AI Revolution on Chat Bot: Evidence from a Randomized Controlled Experiment
Sida Peng, Wojciech Swiatek, Allen Gao, Paul Cullivan, Haoge Chang
TL;DR
This study addresses whether LLM-based tools improve real-world information retrieval support by conducting a field randomized controlled trial comparing a GPT-based bot to a flowchart-based PowerVA bot for Microsoft developers. The primary outcome is escalation to back-end engineers, and the GPT-based bot achieves a substantial reduction in escalation while maintaining similar engagement to the baseline; analyses also compare GPT-3.5 and GPT-4, revealing no significant escalation difference but differing token usage and costs. Regression analyses using HC2-standard errors confirm the robustness of the main finding, with additional robustness checks on first-session data supporting the escalation reduction. The work demonstrates practical productivity gains from GPT-based support in a realistic enterprise setting and provides guidance on cost considerations for different GPT models over formal field deployments.
Abstract
In recent years, generative AI has undergone major advancements, demonstrating significant promise in augmenting human productivity.
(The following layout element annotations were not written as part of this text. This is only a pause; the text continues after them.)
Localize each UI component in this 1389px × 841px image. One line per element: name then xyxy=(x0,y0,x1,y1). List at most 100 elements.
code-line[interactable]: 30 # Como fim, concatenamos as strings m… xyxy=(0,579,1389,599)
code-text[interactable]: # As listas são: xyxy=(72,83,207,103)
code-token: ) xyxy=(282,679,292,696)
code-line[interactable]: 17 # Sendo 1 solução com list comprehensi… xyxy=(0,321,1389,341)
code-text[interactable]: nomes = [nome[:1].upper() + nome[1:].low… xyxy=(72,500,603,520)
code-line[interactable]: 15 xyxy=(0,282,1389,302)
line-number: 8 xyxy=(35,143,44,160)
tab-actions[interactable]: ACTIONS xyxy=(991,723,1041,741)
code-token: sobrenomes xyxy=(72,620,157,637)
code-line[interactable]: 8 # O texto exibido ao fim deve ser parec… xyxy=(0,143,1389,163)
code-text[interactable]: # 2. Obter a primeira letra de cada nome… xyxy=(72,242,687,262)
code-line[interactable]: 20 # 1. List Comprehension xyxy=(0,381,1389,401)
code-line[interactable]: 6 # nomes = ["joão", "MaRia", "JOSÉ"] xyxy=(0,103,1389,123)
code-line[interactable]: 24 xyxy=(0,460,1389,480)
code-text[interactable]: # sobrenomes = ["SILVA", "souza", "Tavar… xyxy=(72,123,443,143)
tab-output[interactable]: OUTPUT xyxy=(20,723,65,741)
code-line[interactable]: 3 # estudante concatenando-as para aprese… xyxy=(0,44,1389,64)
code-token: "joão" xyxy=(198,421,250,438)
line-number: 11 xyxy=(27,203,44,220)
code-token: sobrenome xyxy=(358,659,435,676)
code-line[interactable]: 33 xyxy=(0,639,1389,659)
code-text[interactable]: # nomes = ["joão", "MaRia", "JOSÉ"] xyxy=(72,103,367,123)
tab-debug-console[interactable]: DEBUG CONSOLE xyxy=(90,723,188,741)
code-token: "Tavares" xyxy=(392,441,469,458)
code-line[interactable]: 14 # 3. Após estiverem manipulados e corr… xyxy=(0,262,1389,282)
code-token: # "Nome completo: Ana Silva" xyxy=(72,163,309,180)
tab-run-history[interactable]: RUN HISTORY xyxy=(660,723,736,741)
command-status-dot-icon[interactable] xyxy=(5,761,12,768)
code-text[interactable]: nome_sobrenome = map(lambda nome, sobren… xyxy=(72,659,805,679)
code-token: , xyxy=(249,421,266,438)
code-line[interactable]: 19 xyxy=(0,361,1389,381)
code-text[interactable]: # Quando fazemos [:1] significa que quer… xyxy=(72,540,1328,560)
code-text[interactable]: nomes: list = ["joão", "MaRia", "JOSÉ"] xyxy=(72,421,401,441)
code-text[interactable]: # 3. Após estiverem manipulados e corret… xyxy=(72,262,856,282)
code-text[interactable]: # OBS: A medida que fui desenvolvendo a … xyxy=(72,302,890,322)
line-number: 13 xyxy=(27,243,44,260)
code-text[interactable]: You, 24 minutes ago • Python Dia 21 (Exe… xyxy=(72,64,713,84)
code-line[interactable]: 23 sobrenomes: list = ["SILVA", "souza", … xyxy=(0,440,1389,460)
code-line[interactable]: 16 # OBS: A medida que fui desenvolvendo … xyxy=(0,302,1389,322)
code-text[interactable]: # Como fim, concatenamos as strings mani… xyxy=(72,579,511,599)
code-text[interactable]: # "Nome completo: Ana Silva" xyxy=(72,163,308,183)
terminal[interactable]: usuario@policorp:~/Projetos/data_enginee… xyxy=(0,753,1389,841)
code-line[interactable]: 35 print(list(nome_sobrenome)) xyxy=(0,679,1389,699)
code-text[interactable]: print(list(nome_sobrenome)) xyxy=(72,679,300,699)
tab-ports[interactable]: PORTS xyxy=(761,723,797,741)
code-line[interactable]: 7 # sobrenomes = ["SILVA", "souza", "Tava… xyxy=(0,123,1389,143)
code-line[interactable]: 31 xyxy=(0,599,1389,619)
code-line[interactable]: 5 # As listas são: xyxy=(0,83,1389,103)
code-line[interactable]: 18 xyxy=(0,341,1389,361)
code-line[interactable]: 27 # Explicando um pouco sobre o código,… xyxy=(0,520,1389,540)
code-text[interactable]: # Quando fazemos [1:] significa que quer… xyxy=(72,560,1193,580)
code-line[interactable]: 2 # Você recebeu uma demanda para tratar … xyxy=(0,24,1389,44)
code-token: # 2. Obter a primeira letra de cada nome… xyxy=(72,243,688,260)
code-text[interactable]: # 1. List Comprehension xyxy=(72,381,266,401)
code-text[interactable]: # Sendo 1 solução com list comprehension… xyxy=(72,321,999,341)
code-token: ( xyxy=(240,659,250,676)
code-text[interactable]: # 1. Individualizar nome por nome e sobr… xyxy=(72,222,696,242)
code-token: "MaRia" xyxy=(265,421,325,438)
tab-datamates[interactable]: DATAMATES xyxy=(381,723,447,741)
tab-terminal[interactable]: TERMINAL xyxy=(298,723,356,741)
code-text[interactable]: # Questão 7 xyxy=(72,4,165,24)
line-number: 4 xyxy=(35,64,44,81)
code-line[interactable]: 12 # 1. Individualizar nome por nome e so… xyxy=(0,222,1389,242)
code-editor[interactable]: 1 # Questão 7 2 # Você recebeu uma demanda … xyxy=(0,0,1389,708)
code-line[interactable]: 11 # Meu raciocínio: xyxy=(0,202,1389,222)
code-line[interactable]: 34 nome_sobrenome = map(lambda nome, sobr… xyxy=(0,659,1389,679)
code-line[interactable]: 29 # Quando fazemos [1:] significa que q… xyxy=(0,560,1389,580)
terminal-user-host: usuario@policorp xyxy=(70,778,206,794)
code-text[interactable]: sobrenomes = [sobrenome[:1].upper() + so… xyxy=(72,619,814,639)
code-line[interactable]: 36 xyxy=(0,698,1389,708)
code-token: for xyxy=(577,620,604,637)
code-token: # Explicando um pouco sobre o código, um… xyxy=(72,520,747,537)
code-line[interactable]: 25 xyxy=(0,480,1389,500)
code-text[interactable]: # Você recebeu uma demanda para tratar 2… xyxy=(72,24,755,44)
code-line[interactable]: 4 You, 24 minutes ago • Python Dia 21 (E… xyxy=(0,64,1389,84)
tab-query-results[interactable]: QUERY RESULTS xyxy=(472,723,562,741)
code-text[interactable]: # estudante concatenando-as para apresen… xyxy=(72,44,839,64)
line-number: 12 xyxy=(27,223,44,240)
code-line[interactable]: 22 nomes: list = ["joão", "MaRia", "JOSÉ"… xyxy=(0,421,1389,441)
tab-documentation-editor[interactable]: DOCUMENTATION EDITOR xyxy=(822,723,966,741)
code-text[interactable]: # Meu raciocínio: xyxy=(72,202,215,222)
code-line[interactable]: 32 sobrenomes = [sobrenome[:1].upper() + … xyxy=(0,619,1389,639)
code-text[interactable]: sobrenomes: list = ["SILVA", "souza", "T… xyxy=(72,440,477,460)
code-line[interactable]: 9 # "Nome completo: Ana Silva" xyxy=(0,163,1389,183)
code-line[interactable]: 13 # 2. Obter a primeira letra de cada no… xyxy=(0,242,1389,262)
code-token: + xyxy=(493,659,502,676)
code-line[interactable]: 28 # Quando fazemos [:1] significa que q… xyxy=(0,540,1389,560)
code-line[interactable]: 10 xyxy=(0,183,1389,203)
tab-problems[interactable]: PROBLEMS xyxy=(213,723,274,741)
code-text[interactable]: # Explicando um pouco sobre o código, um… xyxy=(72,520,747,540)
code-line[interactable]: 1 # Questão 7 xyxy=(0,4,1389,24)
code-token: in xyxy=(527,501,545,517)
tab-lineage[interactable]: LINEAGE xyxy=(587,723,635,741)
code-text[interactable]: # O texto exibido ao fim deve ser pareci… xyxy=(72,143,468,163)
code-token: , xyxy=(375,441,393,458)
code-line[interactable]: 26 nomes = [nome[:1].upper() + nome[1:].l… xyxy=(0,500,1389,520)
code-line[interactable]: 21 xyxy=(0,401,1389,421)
Notably, large language models (LLM), with ChatGPT-4 as an example, have drawn considerable attention. Numerous articles have examined the impact of LLM-based tools on human productivity in lab settings and designed tasks or in observational studies. Despite recent advances, field experiments applying LLM-based tools in realistic settings are limited. This paper presents the findings of a field randomized controlled trial assessing the effectiveness of LLM-based tools in providing unmonitored support services for information retrieval.